Pada kerusuhan ini banyak toko-toko dan perusahaan-perusahaan dihancurkan oleh amuk massa — terutama milik warga Indonesia keturunan Tionghoa. Konsentrasi kerusuhan terbesar terjadi di Jakarta, Bandung dan Surakarta. Terdapat ratusan wanita keturunan Tionghoa yang diperkosa dan mengalami pelecehan seksual dalam kerusuhan tersebut. Sebagian bahkan diperkosa beramai-ramai, dianiaya secara sadis, kemudian dibunuh. Dalam kerusuhan tersebut, banyak warga Indonesia keturunan Tionghoa yang meninggalkan Indonesia. Tak hanya itu, seorang aktivis relawan kemanusiaan yang bergerak di bawah Romo Sandyawan, bernama Ita Martadinata Haryono, yang masih seorang siswi SMU berusia 18 tahun, juga diperkosa, disiksa, dan dibunuh karena aktivitasnya. Ini menjadi suatu indikasi bahwa kasus pemerkosaan dalam Kerusuhan ini digerakkan secara sistematis, tak hanya sporadis.
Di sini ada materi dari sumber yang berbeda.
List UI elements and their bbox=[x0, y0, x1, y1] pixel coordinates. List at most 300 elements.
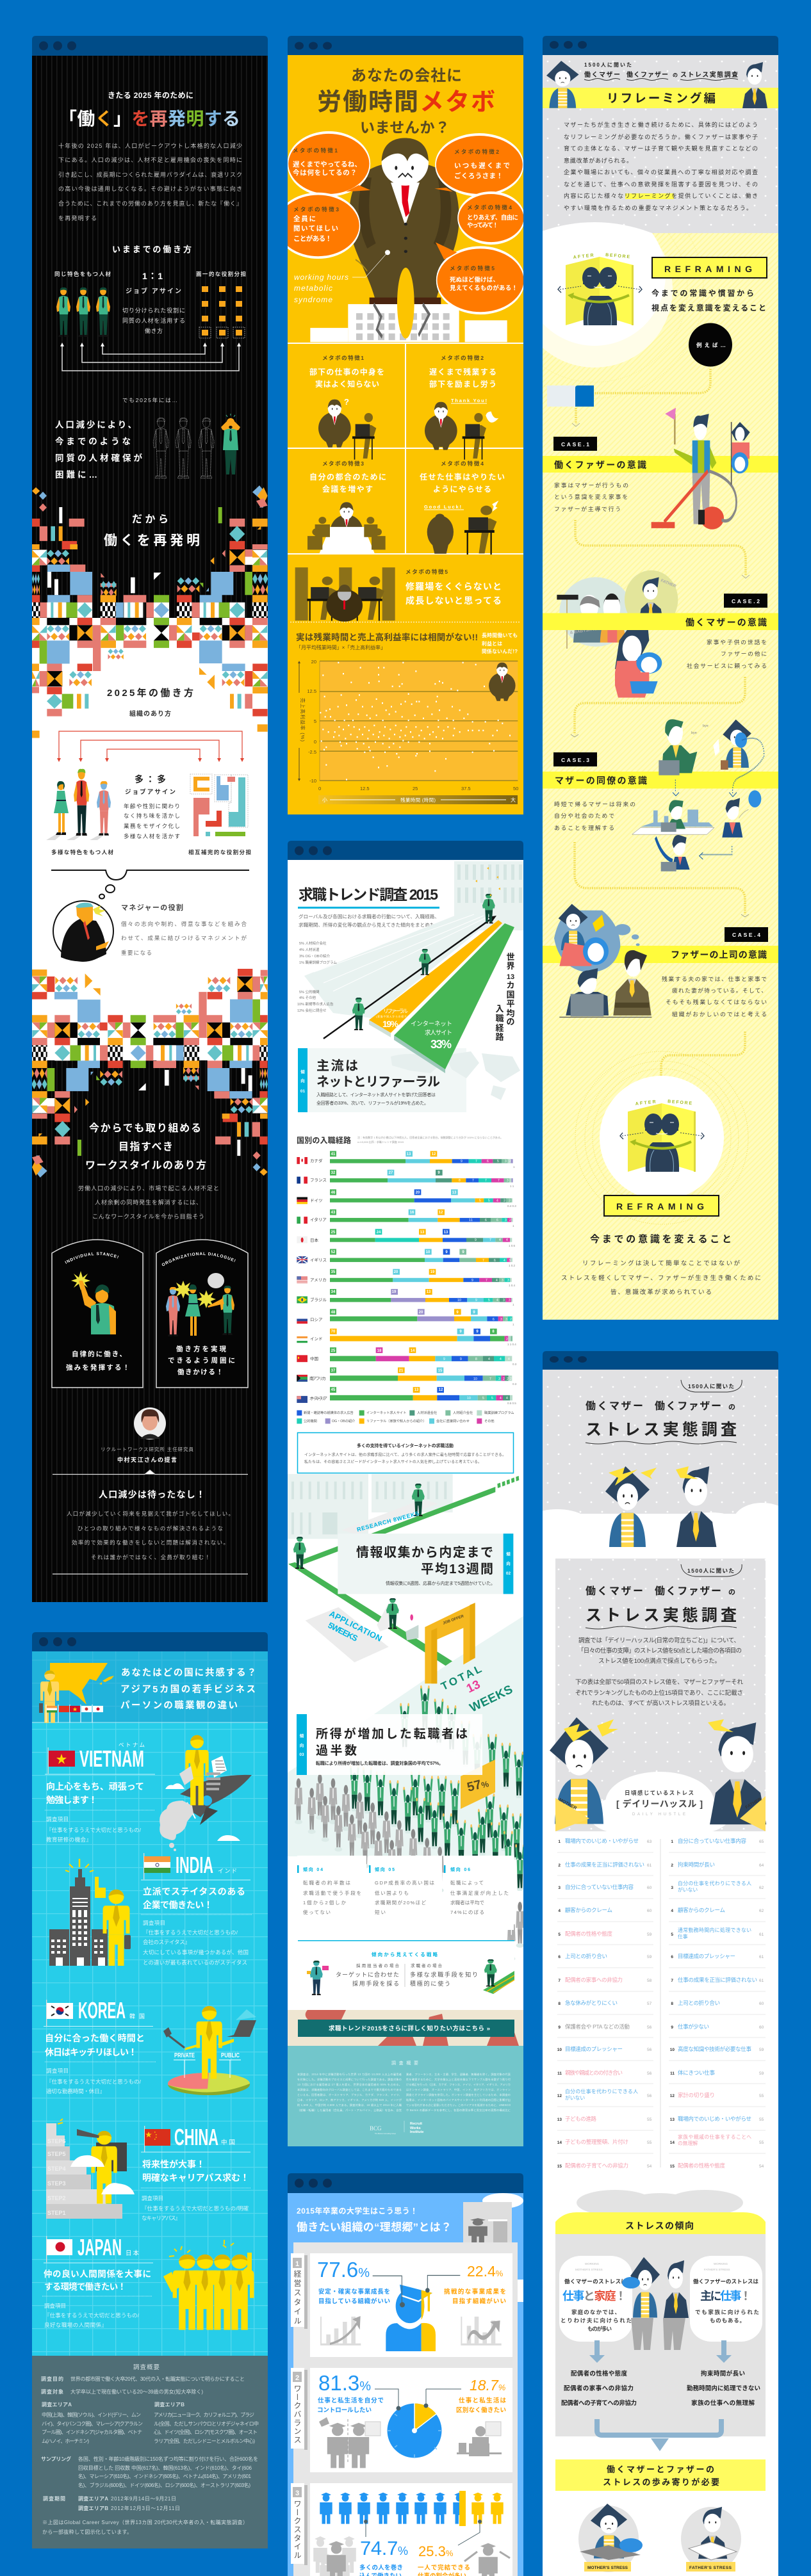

Amuk massa ini membuat para pemilik toko di kedua kota tersebut ketakutan dan menulisi muka toko mereka dengan tulisan "Milik pribumi" atau "Pro-reformasi". Peristiwa ini mirip dengan Kristallnacht di Jerman pada tanggal 9 November 1938 yang menjadi titik awal penganiayaan terhadap orang-orang Yahudi dan berpuncak pada pembunuhan massal atas mereka di hampir seluruh benua Eropa oleh pemerintahan Jerman Nazi.
Sampai bertahun-tahun berikutnya Pemerintah Indonesia belum mengambil tindakan apapun terhadap nama-nama besar yang dianggap provokator kerusuhan Mei 1998. Bahkan pemerintah mengeluarkan pernyataan berkontradiksi dengan fakta yang sebenarnya yang terjadi dengan mengatakan sama sekali tidak ada pemerkosaan massal terhadap wanita keturunan Tionghoa disebabkan tidak ada bukti-bukti konkret tentang pemerkosaan tersebut.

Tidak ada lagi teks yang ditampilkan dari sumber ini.